David Kotok of Cumberland Advisors:

The oil and gas industry in the GOM has permanently changed because of this event.  One can relate this to Three Mile Island (TMI) and its profound impact on the nuclear power industry.  It took more than thirty years to overcome the psychological and political damage done by TMI, and there was no actual nuclear leakage.  We estimate that Deepwater Horizon may end up larger in national impact than the nuclear event decades ago.

It is important to understand the scope of the Gulf of Mexico in US and global energy terms.  GOM “accounts for 12% of the world’s active jack-up rigs and 16% of active floating rigs.  In 2009 the Gulf accounted for 19% of the operating revenues of the nine largest US-listed offshore drilling contractors.  The Gulf’s share of global capital spending on subsea production equipment was 20% in 2009.  Slightly less than 2% of world crude oil production came from the Gulf last year.  Of total US crude oil and natural gas production in 2009, 30% and 13% (respectively) came from the Gulf.”  (Source: Citi)  There is no way to currently assess what the implications of the Gulf events will be for offshore oil-drilling activity elsewhere in the world.

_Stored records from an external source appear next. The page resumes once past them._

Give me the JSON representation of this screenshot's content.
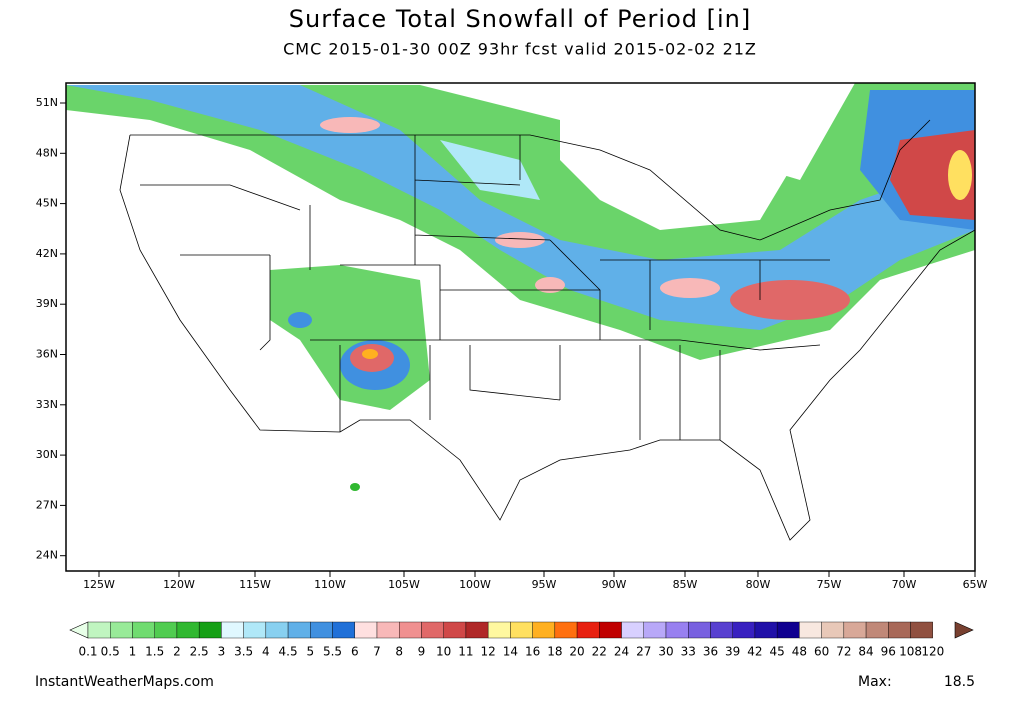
{
  "header": {
    "title": "Surface Total Snowfall of Period [in]",
    "subtitle": "CMC 2015-01-30 00Z 93hr fcst valid 2015-02-02 21Z"
  },
  "map": {
    "lat_labels": [
      "51N",
      "48N",
      "45N",
      "42N",
      "39N",
      "36N",
      "33N",
      "30N",
      "27N",
      "24N"
    ],
    "lon_labels": [
      "125W",
      "120W",
      "115W",
      "110W",
      "105W",
      "100W",
      "95W",
      "90W",
      "85W",
      "80W",
      "75W",
      "70W",
      "65W"
    ]
  },
  "colorbar": {
    "labels": [
      0.1,
      0.5,
      1,
      1.5,
      2,
      2.5,
      3,
      3.5,
      4,
      4.5,
      5,
      5.5,
      6,
      7,
      8,
      9,
      10,
      11,
      12,
      14,
      16,
      18,
      20,
      22,
      24,
      27,
      30,
      33,
      36,
      39,
      42,
      45,
      48,
      60,
      72,
      84,
      96,
      108,
      120
    ],
    "colors": [
      "#e8ffe8",
      "#c0f5c0",
      "#98ea98",
      "#70dc70",
      "#50cc50",
      "#30b830",
      "#16a016",
      "#e0f8ff",
      "#b0e8f8",
      "#88d0f0",
      "#60b0e8",
      "#4090e0",
      "#2070d8",
      "#ffe0e0",
      "#f8b8b8",
      "#f09090",
      "#e06868",
      "#d04848",
      "#b02828",
      "#fff8a0",
      "#ffe060",
      "#ffb020",
      "#ff7010",
      "#e82010",
      "#c00000",
      "#d8d0ff",
      "#b8a8f8",
      "#9880f0",
      "#7860e0",
      "#5840d0",
      "#3820c0",
      "#2010a8",
      "#100090",
      "#f8e8e0",
      "#e8c8b8",
      "#d8a898",
      "#c08878",
      "#a86858",
      "#905040",
      "#784030"
    ]
  },
  "footer": {
    "source": "InstantWeatherMaps.com",
    "max_label": "Max:",
    "max_value": 18.5
  }
}
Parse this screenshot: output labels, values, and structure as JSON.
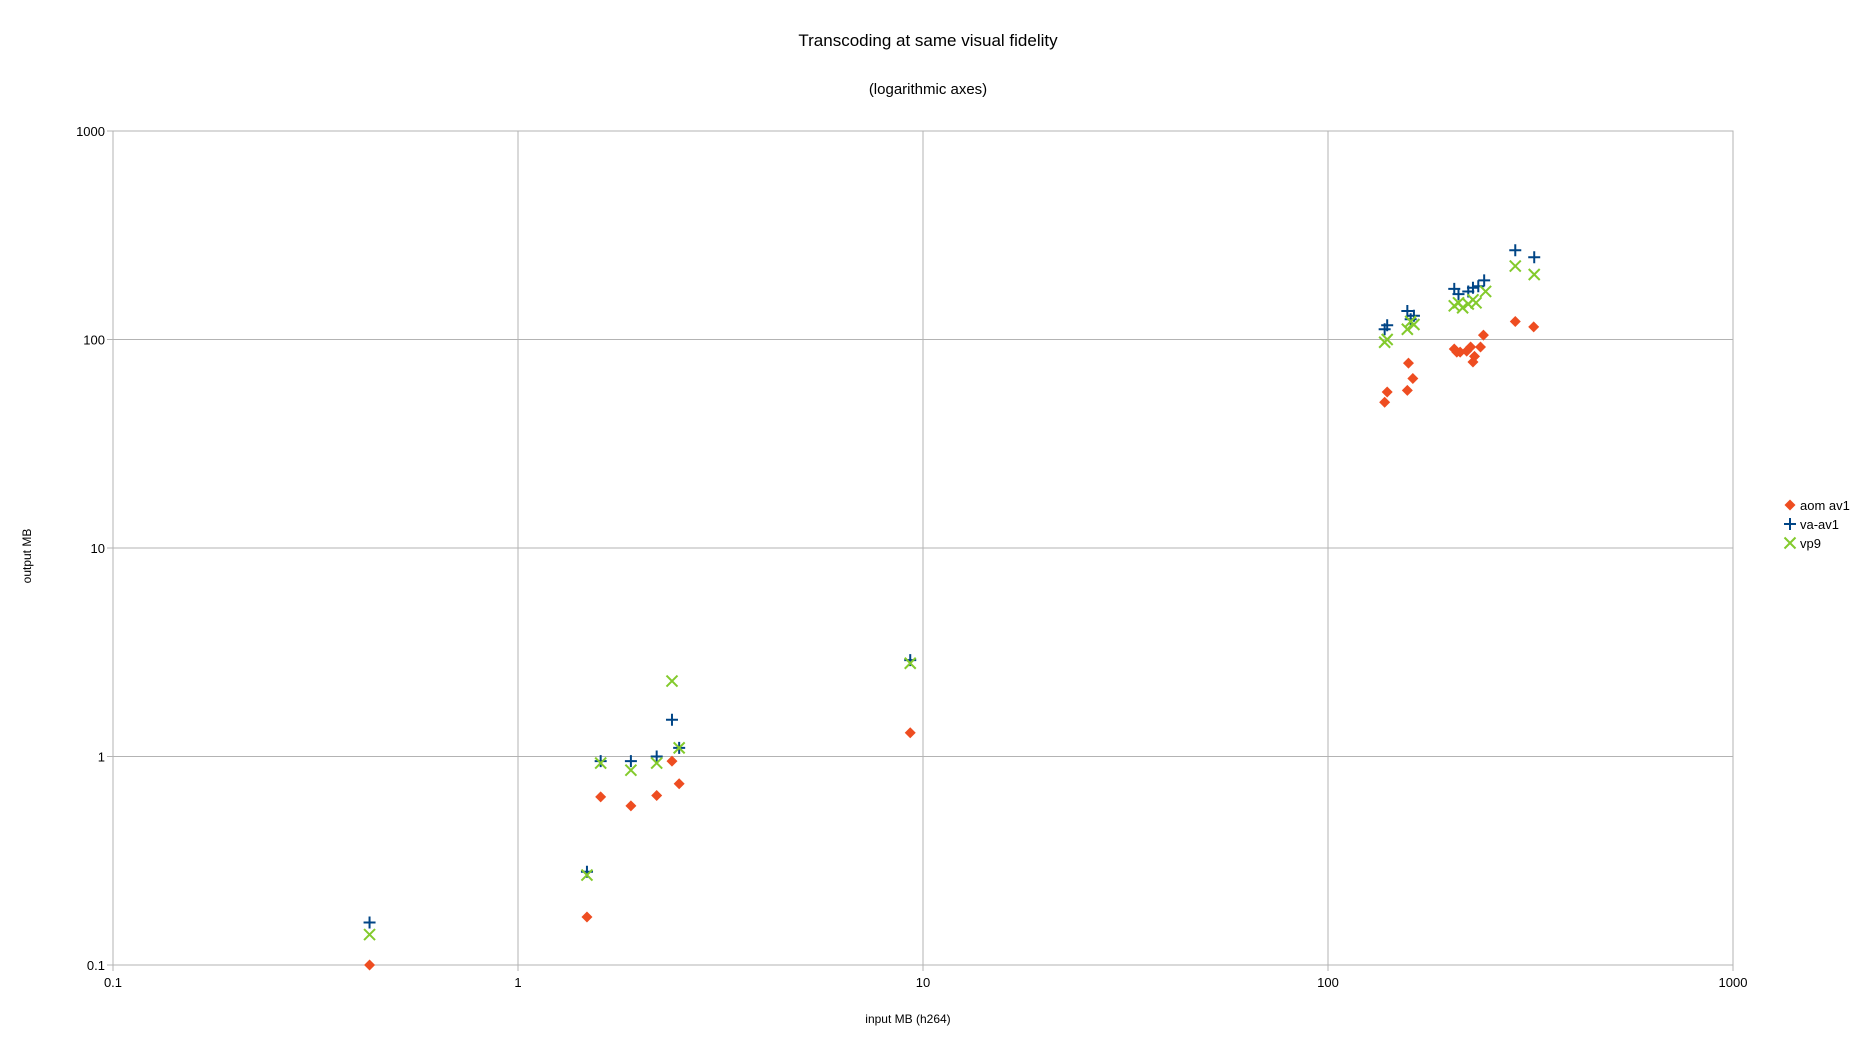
{
  "chart_data": {
    "type": "scatter",
    "title": "Transcoding at same visual fidelity",
    "subtitle": "(logarithmic axes)",
    "xlabel": "input MB (h264)",
    "ylabel": "output MB",
    "xscale": "log",
    "yscale": "log",
    "xlim": [
      0.1,
      1000
    ],
    "ylim": [
      0.1,
      1000
    ],
    "x_ticks": [
      "0.1",
      "1",
      "10",
      "100",
      "1000"
    ],
    "y_ticks": [
      "0.1",
      "1",
      "10",
      "100",
      "1000"
    ],
    "grid": true,
    "legend_position": "right",
    "series": [
      {
        "name": "aom av1",
        "marker": "diamond",
        "color": "#ee4d21",
        "points": [
          [
            0.43,
            0.1
          ],
          [
            1.48,
            0.17
          ],
          [
            1.6,
            0.64
          ],
          [
            1.9,
            0.58
          ],
          [
            2.2,
            0.65
          ],
          [
            2.4,
            0.95
          ],
          [
            2.5,
            0.74
          ],
          [
            9.3,
            1.3
          ],
          [
            138,
            50
          ],
          [
            140,
            56
          ],
          [
            157,
            57
          ],
          [
            158,
            77
          ],
          [
            162,
            65
          ],
          [
            205,
            90
          ],
          [
            208,
            87
          ],
          [
            212,
            87
          ],
          [
            220,
            88
          ],
          [
            225,
            92
          ],
          [
            228,
            78
          ],
          [
            230,
            83
          ],
          [
            238,
            92
          ],
          [
            242,
            105
          ],
          [
            290,
            122
          ],
          [
            322,
            115
          ]
        ]
      },
      {
        "name": "va-av1",
        "marker": "plus",
        "color": "#004586",
        "points": [
          [
            0.43,
            0.16
          ],
          [
            1.48,
            0.28
          ],
          [
            1.6,
            0.95
          ],
          [
            1.9,
            0.95
          ],
          [
            2.2,
            1.0
          ],
          [
            2.4,
            1.5
          ],
          [
            2.5,
            1.1
          ],
          [
            9.3,
            2.9
          ],
          [
            138,
            112
          ],
          [
            140,
            117
          ],
          [
            157,
            137
          ],
          [
            160,
            125
          ],
          [
            163,
            130
          ],
          [
            205,
            175
          ],
          [
            210,
            165
          ],
          [
            222,
            170
          ],
          [
            228,
            177
          ],
          [
            235,
            180
          ],
          [
            243,
            192
          ],
          [
            290,
            268
          ],
          [
            323,
            248
          ]
        ]
      },
      {
        "name": "vp9",
        "marker": "x",
        "color": "#83ca2c",
        "points": [
          [
            0.43,
            0.14
          ],
          [
            1.48,
            0.27
          ],
          [
            1.6,
            0.93
          ],
          [
            1.9,
            0.86
          ],
          [
            2.2,
            0.93
          ],
          [
            2.4,
            2.3
          ],
          [
            2.5,
            1.1
          ],
          [
            9.3,
            2.8
          ],
          [
            138,
            97
          ],
          [
            140,
            100
          ],
          [
            157,
            112
          ],
          [
            160,
            122
          ],
          [
            163,
            118
          ],
          [
            205,
            145
          ],
          [
            210,
            150
          ],
          [
            215,
            142
          ],
          [
            222,
            148
          ],
          [
            228,
            155
          ],
          [
            232,
            150
          ],
          [
            245,
            170
          ],
          [
            290,
            225
          ],
          [
            323,
            205
          ]
        ]
      }
    ]
  }
}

Our expectation is that the oil business is about to enter a period of intense scrutiny and regulation worldwide.  It will confront higher cost structures and much more inspection and regulation.  This will eventually be reflected in higher oil prices.

These strategic cost changes will pile on the geopolitical risks associated with oil.  The current news from the Middle East is an example of cause with the outcome being a higher oil price.